Given a set $S$ of contexts, one may define a set of terms $$S^\bot:=\{t\mathrm{|}\forall\mathsf C\in S,\,\mathsf C\perp t\}.$$ A similar definition induces a set of contexts from a set of terms $T$, which we still denote by $T^\bot$.
We may then define the interpretation of a type $A$, which is a set of contexts denoted by $|A|$, by induction on $A$: $$ \begin{array}{rcl} |X| &:=& \{\bullet\} \\ |A\to B| &:=& \{\mathsf C[\bullet\,u]\mathrel{|} u\in|A|^\bot,\ \mathsf C\in|B|\} \\ |A\times B| &:=& \{\mathsf C[\pi_1\bullet]\mathrel{|}\mathsf C\in|A|\}\cup\{\mathsf C[\pi_2\bullet]\mathrel{|}\mathsf C\in|B|\}\\ |A+B| &:=& \{\mathsf C\mathrel{|}\mathsf C[\mathsf{inl}\,\bullet]\in |A|^{\bot\bot}\text{ and }\mathsf C[\mathsf{inr}\,\bullet]\in|B|^{\bot\bot}\} \end{array} $$ Finally, we let $$\|A\|:=|A|^\bot,$$ which is a set of terms. This is the "reducibility predicate" on $A$.
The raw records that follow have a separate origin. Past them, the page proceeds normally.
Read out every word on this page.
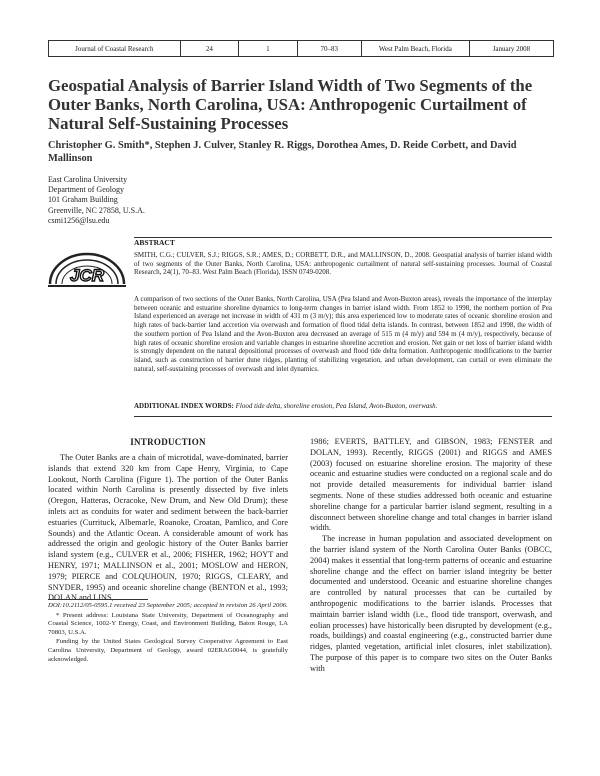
Journal of Coastal Research	24	1	70–83	West Palm Beach, Florida	January 2008
Geospatial Analysis of Barrier Island Width of Two Segments of the Outer Banks, North Carolina, USA: Anthropogenic Curtailment of Natural Self-Sustaining Processes
Christopher G. Smith*, Stephen J. Culver, Stanley R. Riggs, Dorothea Ames, D. Reide Corbett, and David Mallinson
East Carolina University
Department of Geology
101 Graham Building
Greenville, NC 27858, U.S.A.
csmi1256@lsu.edu
ABSTRACT
JCR
SMITH, C.G.; CULVER, S.J.; RIGGS, S.R.; AMES, D.; CORBETT, D.R., and MALLINSON, D., 2008. Geospatial analysis of barrier island width of two segments of the Outer Banks, North Carolina, USA: anthropogenic curtailment of natural self-sustaining processes. Journal of Coastal Research, 24(1), 70–83. West Palm Beach (Florida), ISSN 0749-0208.
A comparison of two sections of the Outer Banks, North Carolina, USA (Pea Island and Avon-Buxton areas), reveals the importance of the interplay between oceanic and estuarine shoreline dynamics to long-term changes in barrier island width. From 1852 to 1998, the northern portion of Pea Island experienced an average net increase in width of 431 m (3 m/y); this area experienced low to moderate rates of oceanic shoreline erosion and high rates of back-barrier land accretion via overwash and formation of flood tidal delta islands. In contrast, between 1852 and 1998, the width of the southern portion of Pea Island and the Avon-Buxton area decreased an average of 515 m (4 m/y) and 594 m (4 m/y), respectively, because of high rates of oceanic shoreline erosion and variable changes in estuarine shoreline accretion and erosion. Net gain or net loss of barrier island width is strongly dependent on the natural depositional processes of overwash and flood tide delta formation. Anthropogenic modifications to the barrier island, such as construction of barrier dune ridges, planting of stabilizing vegetation, and urban development, can curtail or even eliminate the natural, self-sustaining processes of overwash and inlet dynamics.
ADDITIONAL INDEX WORDS: Flood tide delta, shoreline erosion, Pea Island, Avon-Buxton, overwash.
INTRODUCTION

The Outer Banks are a chain of microtidal, wave-dominated, barrier islands that extend 320 km from Cape Henry, Virginia, to Cape Lookout, North Carolina (Figure 1). The portion of the Outer Banks located within North Carolina is presently dissected by five inlets (Oregon, Hatteras, Ocracoke, New Drum, and New Old Drum); these inlets act as conduits for water and sediment between the back-barrier estuaries (Currituck, Albemarle, Roanoke, Croatan, Pamlico, and Core Sounds) and the Atlantic Ocean. A considerable amount of work has addressed the origin and geologic history of the Outer Banks barrier island system (e.g., CULVER et al., 2006; FISHER, 1962; HOYT and HENRY, 1971; MALLINSON et al., 2001; MOSLOW and HERON, 1979; PIERCE and COLQUHOUN, 1970; RIGGS, CLEARY, and SNYDER, 1995) and oceanic shoreline change (BENTON et al., 1993; DOLAN and LINS,

DOI:10.2112/05-0595.1 received 23 September 2005; accepted in revision 26 April 2006.

* Present address: Louisiana State University, Department of Oceanography and Coastal Science, 1002-Y Energy, Coast, and Environment Building, Baton Rouge, LA 70803, U.S.A.

Funding by the United States Geological Survey Cooperative Agreement to East Carolina University, Department of Geology, award 02ERAG0044, is gratefully acknowledged.

1986; EVERTS, BATTLEY, and GIBSON, 1983; FENSTER and DOLAN, 1993). Recently, RIGGS (2001) and RIGGS and AMES (2003) focused on estuarine shoreline erosion. The majority of these oceanic and estuarine studies were conducted on a regional scale and do not provide detailed measurements for individual barrier island segments. None of these studies addressed both oceanic and estuarine shoreline change for a particular barrier island segment, resulting in a disconnect between shoreline change and total changes in barrier island width.

The increase in human population and associated development on the barrier island system of the North Carolina Outer Banks (OBCC, 2004) makes it essential that long-term patterns of oceanic and estuarine shoreline change and the effect on barrier island integrity be better documented and understood. Oceanic and estuarine shoreline changes are controlled by natural processes that can be curtailed by anthropogenic modifications to the barrier islands. Processes that maintain barrier island width (i.e., flood tide transport, overwash, and eolian processes) have historically been disrupted by development (e.g., roads, buildings) and coastal engineering (e.g., constructed barrier dune ridges, planted vegetation, artificial inlet closures, inlet stabilization). The purpose of this paper is to compare two sites on the Outer Banks with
One then goes on to prove the so-called adequacy theorem: if $$x_1:C_1,\ldots,x_n:C_n\vdash t:A$$ is derivable, then for all $u_1,\ldots,u_n$, $u_i\in\|C_i\|$ implies $t[u_1/x_1,\ldots,u_n/x_n]\in\|A\|$. This is proved by induction on the last rule of the derivation, using the properties of the pole (closure under $\beta$-expansion or something like that).
Now, if things are setup correctly, one also has $x\in\|A\|$ as well as $\|A\|\subseteq P$ for every variable $x$ and every type $A$, which implies that every term belongs to the pole by adequacy, i.e., every term "behaves well".
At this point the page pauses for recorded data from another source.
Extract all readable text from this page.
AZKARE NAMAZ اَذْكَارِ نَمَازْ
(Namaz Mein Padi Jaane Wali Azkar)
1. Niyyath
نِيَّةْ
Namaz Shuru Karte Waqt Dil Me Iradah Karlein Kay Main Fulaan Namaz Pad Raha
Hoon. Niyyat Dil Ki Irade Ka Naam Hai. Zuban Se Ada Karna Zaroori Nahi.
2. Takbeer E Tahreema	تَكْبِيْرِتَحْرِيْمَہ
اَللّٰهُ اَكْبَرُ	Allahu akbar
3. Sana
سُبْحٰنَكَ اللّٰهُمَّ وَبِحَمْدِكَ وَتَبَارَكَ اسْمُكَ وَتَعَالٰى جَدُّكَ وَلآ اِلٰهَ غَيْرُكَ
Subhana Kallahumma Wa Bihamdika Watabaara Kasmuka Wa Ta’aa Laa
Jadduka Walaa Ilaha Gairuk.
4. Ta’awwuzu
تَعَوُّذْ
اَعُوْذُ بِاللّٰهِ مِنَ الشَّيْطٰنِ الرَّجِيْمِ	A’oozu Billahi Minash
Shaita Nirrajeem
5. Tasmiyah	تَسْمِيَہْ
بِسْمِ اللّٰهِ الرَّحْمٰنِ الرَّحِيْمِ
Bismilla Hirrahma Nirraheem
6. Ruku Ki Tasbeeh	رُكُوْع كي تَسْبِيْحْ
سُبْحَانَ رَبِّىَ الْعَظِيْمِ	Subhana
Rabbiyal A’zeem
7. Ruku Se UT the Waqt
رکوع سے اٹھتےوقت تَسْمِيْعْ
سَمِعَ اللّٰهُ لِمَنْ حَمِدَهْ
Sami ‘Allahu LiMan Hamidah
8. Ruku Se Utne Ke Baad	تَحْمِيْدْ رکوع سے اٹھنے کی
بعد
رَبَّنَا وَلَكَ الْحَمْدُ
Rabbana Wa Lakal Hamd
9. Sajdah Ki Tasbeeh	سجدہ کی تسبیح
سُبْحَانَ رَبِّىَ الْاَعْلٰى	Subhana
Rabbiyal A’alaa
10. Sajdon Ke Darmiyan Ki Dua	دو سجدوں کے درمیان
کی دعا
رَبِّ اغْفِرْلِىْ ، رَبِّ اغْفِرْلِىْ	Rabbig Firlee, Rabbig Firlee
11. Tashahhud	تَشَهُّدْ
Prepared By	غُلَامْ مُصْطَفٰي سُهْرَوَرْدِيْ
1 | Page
I am sure that this works for weak normalization, i.e., one may take $P$ to be the set of weakly normalizing terms (which is closed under $\beta$-expansion) and immediately obtain weak normalization of the simply-typed $\lambda$-calculus with sums. For strong normalization, some kind of hack is needed, because $\beta$-expanding a strongly normalizable term does not necessarily yield a strongly normalizable term, but I'm sure that a suitable definition will make things work.
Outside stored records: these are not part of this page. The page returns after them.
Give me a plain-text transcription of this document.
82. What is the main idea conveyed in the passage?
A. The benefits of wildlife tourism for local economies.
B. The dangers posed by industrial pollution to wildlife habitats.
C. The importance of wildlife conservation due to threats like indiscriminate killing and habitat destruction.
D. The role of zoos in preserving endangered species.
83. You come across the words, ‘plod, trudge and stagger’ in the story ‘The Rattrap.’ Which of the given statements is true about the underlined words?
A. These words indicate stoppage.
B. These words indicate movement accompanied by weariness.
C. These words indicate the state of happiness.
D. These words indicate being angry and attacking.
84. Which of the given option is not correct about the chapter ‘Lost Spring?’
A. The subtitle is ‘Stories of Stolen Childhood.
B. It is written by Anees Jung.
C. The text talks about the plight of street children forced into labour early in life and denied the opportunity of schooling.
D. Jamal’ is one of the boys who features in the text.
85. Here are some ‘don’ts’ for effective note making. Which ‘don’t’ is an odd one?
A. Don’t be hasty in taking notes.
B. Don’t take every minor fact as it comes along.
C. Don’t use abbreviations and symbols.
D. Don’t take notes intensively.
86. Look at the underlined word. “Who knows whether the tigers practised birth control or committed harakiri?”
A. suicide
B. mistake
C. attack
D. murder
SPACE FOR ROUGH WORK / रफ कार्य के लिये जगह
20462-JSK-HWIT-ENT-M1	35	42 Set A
This "reducibility by duality" may be found already in Girard's Linear logic paper (1987), although I'm not sure he is the one who introduced it. It has been used by many authors since then and of course it easily extends to higher order quantification. In particular, the above presentation is adapted from Krivine, who uses it as the basis of his classical realizablity theory (see his many papers on the subject, all available on his web page).
Guillaume's answer is correct, that is you may define the candidate for $A+B$ as the smallest set containing $$ \mathrm{inl}(a)\ a\in R_A(a)$$ $$ \mathrm{inr}(b)\ b\in R_B(b)$$
and which is a candidate, i.e. closed under anti-reductions and inclusion of neutral terms. But it is possible to define an "elim" candidate as well which states that $t$ is "well behaved in elimination contexts". This would look something like:
$$R_{A+B}(t)\Longleftrightarrow \forall C\ l\ r, R_{A\rightarrow C}(l)\wedge R_{B\rightarrow C}(r)\Longrightarrow R_C(\mathrm{case}\ t\ \mathrm{of}\ \mathrm{inl} \Rightarrow l,\mathrm{inr}\Rightarrow r)$$
This is a little impredicative, since nothing forces $C$ to be simpler than $A+B$, but that's ok: impredicative definitions can be done by taking the intersection of all "candidate" relations $R_T$! This is exactly the trick for defining interpretations for system $F$.